Lovaas answer ex 12a: The coefficient estimate for the regression of X onto Y the same as the coefficient estimate for the regression of Y onto X when the sum of the squares of the observed y-values are equal to the sum of the squares of the observed x-values.
set.seed(1)
x = rnorm(100)
y = 2*x
lm.fity = lm(y~x+0)
lm.fitx = lm(x~y+0)
summary(lm.fity)
## Warning in summary.lm(lm.fity): essentially perfect fit: summary may be
## unreliable
##
## Call:
## lm(formula = y ~ x + 0)
##
## Residuals:
## Min 1Q Median 3Q Max
## -3.776e-16 -3.378e-17 2.680e-18 6.113e-17 5.105e-16
##
## Coefficients:
## Estimate Std.
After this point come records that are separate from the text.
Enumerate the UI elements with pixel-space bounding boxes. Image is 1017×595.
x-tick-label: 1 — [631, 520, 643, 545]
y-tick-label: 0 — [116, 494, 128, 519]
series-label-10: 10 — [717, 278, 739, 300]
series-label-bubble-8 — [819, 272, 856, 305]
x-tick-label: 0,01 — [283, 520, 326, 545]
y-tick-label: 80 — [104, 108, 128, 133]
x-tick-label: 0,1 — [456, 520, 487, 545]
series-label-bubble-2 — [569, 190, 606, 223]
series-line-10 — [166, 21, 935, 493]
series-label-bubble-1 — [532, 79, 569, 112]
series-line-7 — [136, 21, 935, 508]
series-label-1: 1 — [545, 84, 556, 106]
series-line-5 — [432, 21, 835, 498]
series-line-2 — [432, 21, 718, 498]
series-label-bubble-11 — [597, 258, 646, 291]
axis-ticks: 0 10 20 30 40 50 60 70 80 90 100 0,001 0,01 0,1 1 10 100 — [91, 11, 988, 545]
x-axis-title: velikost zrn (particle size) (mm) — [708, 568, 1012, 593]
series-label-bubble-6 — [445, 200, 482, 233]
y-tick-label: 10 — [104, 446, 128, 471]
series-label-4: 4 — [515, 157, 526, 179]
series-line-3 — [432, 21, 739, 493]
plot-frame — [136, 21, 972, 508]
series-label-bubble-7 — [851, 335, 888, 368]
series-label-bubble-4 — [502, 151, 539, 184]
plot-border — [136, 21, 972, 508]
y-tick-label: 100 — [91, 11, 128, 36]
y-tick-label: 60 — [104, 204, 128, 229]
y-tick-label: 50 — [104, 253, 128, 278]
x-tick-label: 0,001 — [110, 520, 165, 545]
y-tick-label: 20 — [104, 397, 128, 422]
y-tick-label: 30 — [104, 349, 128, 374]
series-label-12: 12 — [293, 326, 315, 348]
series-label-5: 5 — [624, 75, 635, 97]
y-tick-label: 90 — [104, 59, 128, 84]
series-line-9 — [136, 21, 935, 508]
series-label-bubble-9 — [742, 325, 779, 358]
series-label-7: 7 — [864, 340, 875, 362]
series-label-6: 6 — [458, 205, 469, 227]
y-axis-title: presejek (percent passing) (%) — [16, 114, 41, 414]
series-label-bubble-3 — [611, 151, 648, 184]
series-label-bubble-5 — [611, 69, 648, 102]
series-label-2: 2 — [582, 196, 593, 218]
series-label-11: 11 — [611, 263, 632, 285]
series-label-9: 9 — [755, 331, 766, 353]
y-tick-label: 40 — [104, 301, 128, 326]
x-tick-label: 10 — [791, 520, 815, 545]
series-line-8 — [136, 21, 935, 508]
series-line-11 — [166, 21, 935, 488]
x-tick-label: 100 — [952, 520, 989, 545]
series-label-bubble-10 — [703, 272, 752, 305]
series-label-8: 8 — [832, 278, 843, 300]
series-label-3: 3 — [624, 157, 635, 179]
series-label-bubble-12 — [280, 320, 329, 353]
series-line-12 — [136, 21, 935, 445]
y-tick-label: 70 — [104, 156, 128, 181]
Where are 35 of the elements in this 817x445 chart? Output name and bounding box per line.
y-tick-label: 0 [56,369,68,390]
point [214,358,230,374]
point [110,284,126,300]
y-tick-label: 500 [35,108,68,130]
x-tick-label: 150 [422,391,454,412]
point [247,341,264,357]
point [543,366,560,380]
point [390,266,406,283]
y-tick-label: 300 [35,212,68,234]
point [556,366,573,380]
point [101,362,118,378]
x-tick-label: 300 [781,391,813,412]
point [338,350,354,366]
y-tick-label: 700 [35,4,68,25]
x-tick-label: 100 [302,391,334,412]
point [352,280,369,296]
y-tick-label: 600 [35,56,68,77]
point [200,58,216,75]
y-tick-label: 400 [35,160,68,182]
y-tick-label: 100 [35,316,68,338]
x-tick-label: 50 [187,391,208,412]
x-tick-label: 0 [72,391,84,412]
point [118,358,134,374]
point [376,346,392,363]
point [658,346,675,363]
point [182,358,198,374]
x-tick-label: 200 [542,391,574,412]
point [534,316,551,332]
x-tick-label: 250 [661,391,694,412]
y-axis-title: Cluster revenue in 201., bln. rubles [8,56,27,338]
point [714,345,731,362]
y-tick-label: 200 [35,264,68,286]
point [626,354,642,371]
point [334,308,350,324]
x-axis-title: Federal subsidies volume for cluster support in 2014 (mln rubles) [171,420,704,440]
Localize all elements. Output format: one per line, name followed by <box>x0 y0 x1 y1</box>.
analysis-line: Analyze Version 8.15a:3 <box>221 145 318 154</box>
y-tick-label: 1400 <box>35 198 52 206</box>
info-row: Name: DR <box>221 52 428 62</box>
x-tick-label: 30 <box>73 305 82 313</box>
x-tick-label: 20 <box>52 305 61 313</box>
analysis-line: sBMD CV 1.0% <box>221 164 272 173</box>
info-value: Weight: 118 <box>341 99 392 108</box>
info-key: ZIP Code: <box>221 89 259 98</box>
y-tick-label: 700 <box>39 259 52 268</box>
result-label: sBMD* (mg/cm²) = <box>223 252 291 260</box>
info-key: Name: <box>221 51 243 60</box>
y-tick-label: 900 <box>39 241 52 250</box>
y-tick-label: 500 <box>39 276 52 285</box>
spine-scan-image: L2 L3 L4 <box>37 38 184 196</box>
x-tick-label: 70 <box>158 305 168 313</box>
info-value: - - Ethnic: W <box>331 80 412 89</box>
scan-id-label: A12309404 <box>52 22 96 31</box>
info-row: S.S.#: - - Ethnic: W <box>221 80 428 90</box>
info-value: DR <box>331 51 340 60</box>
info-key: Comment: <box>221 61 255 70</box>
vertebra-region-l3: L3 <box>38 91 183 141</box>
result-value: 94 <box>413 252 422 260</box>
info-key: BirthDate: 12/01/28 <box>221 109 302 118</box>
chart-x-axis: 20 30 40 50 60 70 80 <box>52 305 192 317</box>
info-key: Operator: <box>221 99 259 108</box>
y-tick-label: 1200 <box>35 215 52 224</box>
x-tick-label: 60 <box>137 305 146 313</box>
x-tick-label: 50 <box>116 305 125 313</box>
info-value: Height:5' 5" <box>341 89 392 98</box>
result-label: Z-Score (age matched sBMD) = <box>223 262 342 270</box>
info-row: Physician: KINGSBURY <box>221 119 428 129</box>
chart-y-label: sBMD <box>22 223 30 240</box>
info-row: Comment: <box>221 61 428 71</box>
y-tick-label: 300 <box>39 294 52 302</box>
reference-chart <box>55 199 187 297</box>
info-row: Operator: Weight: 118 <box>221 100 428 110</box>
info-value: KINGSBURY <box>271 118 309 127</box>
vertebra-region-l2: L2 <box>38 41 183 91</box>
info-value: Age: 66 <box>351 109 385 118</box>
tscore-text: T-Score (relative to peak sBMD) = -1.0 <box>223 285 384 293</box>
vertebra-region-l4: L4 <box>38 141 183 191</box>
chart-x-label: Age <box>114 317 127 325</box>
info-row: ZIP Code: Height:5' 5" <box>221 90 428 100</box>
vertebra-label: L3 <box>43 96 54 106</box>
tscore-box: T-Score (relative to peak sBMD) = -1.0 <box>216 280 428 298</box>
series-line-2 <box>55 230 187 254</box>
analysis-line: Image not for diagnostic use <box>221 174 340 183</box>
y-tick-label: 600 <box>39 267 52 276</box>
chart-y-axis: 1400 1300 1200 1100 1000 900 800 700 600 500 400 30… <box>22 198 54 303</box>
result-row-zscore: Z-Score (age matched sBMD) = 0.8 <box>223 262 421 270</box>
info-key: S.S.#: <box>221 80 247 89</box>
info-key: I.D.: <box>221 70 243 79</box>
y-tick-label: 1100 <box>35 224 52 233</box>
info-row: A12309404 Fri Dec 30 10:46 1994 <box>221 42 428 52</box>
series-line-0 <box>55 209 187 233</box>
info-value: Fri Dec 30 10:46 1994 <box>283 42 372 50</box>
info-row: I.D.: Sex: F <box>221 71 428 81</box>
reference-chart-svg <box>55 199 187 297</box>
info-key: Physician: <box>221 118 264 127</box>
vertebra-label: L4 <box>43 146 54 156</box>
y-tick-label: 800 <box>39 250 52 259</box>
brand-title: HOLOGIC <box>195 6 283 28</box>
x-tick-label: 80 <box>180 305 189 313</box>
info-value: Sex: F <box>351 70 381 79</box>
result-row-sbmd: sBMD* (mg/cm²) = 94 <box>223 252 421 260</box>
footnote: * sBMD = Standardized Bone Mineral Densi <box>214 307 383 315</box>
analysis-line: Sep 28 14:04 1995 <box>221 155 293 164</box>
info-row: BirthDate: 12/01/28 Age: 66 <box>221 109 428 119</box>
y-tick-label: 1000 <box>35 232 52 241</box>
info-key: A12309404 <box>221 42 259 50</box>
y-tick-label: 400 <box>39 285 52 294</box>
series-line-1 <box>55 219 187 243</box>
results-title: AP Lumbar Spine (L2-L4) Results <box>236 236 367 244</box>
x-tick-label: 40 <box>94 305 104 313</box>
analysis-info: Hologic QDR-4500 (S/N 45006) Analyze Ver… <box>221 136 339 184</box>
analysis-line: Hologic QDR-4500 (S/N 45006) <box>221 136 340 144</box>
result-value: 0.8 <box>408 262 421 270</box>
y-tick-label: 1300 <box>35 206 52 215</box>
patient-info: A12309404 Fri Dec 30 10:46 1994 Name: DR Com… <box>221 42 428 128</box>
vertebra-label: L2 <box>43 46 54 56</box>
Error t value Pr(>|t|)
## x 2.000e+00 1.296e-17 1.543e+17 <2e-16 ***
## ---
## Signif. codes: 0 '***' 0.001 '**' 0.01 '*' 0.05 '.' 0.1 ' ' 1
##
## Residual standard error: 1.167e-16 on 99 degrees of freedom
## Multiple R-squared: 1, Adjusted R-squared: 1
## F-statistic: 2.382e+34 on 1 and 99 DF, p-value: < 2.2e-16
summary(lm.fitx)
## Warning in summary.lm(lm.fitx): essentially perfect fit: summary may be
## unreliable
##
## Call:
## lm(formula = x ~ y + 0)
##
## Residuals:
## Min 1Q Median 3Q Max
## -1.888e-16 -1.689e-17 1.339e-18 3.057e-17 2.552e-16
##
## Coefficients:
## Estimate Std. Error t value Pr(>|t|)
## y 5.00e-01 3.24e-18 1.543e+17 <2e-16 ***
## ---
## Signif. codes: 0 '***' 0.001 '**' 0.01 '*' 0.05 '.' 0.1 ' ' 1
##
## Residual standard error: 5.833e-17 on 99 degrees of freedom
## Multiple R-squared: 1, Adjusted R-squared: 1
## F-statistic: 2.382e+34 on 1 and 99 DF, p-value: < 2.2e-16
set.seed(1)
x <- rnorm(100)
y <- -sample(x, 100)
lm.fity2 = lm(y~x+0)
lm.fitx2 = lm(x~y+0)
summary(lm.fity2)
##
## Call:
## lm(formula = y ~ x + 0)
##
## Residuals:
## Min 1Q Median 3Q Max
## -2.2833 -0.6945 -0.1140 0.4995 2.1665
##
## Coefficients:
## Estimate Std. Error t value Pr(>|t|)
## x 0.07768 0.10020 0.775 0.44
##
## Residual standard error: 0.9021 on 99 degrees of freedom
## Multiple R-squared: 0.006034, Adjusted R-squared: -0.004006
## F-statistic: 0.601 on 1 and 99 DF, p-value: 0.4401
summary(lm.fitx2)
##
## Call:
## lm(formula = x ~ y + 0)
##
## Residuals:
## Min 1Q Median 3Q Max
## -2.2182 -0.4969 0.1595 0.6782 2.4017
##
## Coefficients:
## Estimate Std. Error t value Pr(>|t|)
## y 0.07768 0.10020 0.775 0.44
##
## Residual standard error: 0.9021 on 99 degrees of freedom
## Multiple R-squared: 0.006034, Adjusted R-squared: -0.004006
## F-statistic: 0.601 on 1 and 99 DF, p-value: 0.4401
Lovaas note ex 12c: note that the coefficients are the same, 0.07768, for each model.